By Roger Straw, September 21, 2016
On Tuesday, September 20, the US Department of Transportation’s Surface Transportation Board (STB) issued a statement denying a Valero Benicia Refinery petition for a declaratory order. Valero’s petition asked the STB to rule that the Benicia Planning Commission’s unanimous February 11 decision denying Valero’s oil train proposal is preempted by federal law protecting the authority of rail carriers. Yesterday the STB denied Valero’s petition in no uncertain terms.
“The Board finds here that there is no preemption because the Planning Commission’s decision does not attempt to regulate transportation by a “rail carrier.” The Board’s jurisdiction extends to rail-related activities that take place at transloading (or, as here, off-loading) facilities if the activities are performed by a rail carrier, the rail carrier holds out its own service through a third party that acts as the rail carrier’s agent, or the rail carrier exerts control over the third party’s operations.8 The record presented to the Board in this case, however, does not demonstrate that Valero is a rail carrier or that it is performing transportation-related activities on behalf of UP or any other rail carrier at its off-loading facility.”

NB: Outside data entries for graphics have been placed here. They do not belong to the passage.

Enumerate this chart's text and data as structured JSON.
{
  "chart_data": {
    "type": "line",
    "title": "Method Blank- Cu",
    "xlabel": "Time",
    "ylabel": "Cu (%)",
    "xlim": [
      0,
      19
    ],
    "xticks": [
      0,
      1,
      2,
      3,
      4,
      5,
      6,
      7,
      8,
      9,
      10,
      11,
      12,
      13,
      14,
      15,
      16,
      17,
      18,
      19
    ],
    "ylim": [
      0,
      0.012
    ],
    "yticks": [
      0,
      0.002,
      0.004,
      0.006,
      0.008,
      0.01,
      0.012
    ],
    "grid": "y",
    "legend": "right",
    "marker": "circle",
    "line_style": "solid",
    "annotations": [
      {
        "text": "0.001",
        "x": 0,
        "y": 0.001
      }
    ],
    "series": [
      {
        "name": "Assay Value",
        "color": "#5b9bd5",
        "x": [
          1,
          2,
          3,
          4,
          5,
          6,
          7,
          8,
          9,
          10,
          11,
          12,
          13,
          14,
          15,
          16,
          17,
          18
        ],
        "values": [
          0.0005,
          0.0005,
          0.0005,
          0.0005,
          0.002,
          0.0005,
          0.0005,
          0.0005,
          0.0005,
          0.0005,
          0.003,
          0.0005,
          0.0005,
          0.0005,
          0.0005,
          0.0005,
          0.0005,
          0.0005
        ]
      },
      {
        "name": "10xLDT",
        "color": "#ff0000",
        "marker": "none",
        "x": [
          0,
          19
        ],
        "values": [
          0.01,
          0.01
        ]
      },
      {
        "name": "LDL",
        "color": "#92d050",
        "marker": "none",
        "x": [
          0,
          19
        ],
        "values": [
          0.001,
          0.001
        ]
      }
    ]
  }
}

Citing arguably similar case law, the STB repeatedly points out that Valero is not a “rail carrier” and that Valero would not be “performing offloading under the auspices of a rail carrier.”
Further, the STB rules that “Valero has not demonstrated that the Planning Commission’s decisions unreasonably interfere with UP’s common carrier operations.” Under federal law, “accordingly, this situation…does not reflect undue interference with ‘transportation by rail carriers’ within the Board’s jurisdiction.”
The STB ruling also provided guidance on the issue of preemption as it applies to any mitigations and conditions of approval that directly impact rail operations. The ruling strongly restated federal preemptory powers on any mitigation measures or conditions of approval that would “regulate Union Pacific’s rail operations on its lines.” But it went on to say, “State and local regulation is permissible where it does not unreasonably interfere with rail transportation….Localities retain their reserved police powers to protect the public health and safety so long as their actions do not discriminate against rail carriers or unreasonably burden interstate commerce. For example, local electrical, plumbing, and fire codes are generally applicable.”
The STB’s guidance continues, “State and local action, however, must not have the effect of foreclosing or unduly restricting the rail carrier’s ability to conduct its operations or otherwise unreasonably burden interstate commerce.” And finally, “If the offloading facility were eventually to be constructed but the EIR or the land use permit, or both, included mitigation conditions unreasonably interfering with UP’s future operations to the facility, any attempt to enforce such mitigation measures would be preempted…”
The exact definition or meaning of “foreclosing or unduly restricting” and “unreasonably interfering with” was not spelled out in yesterday’s STB ruling.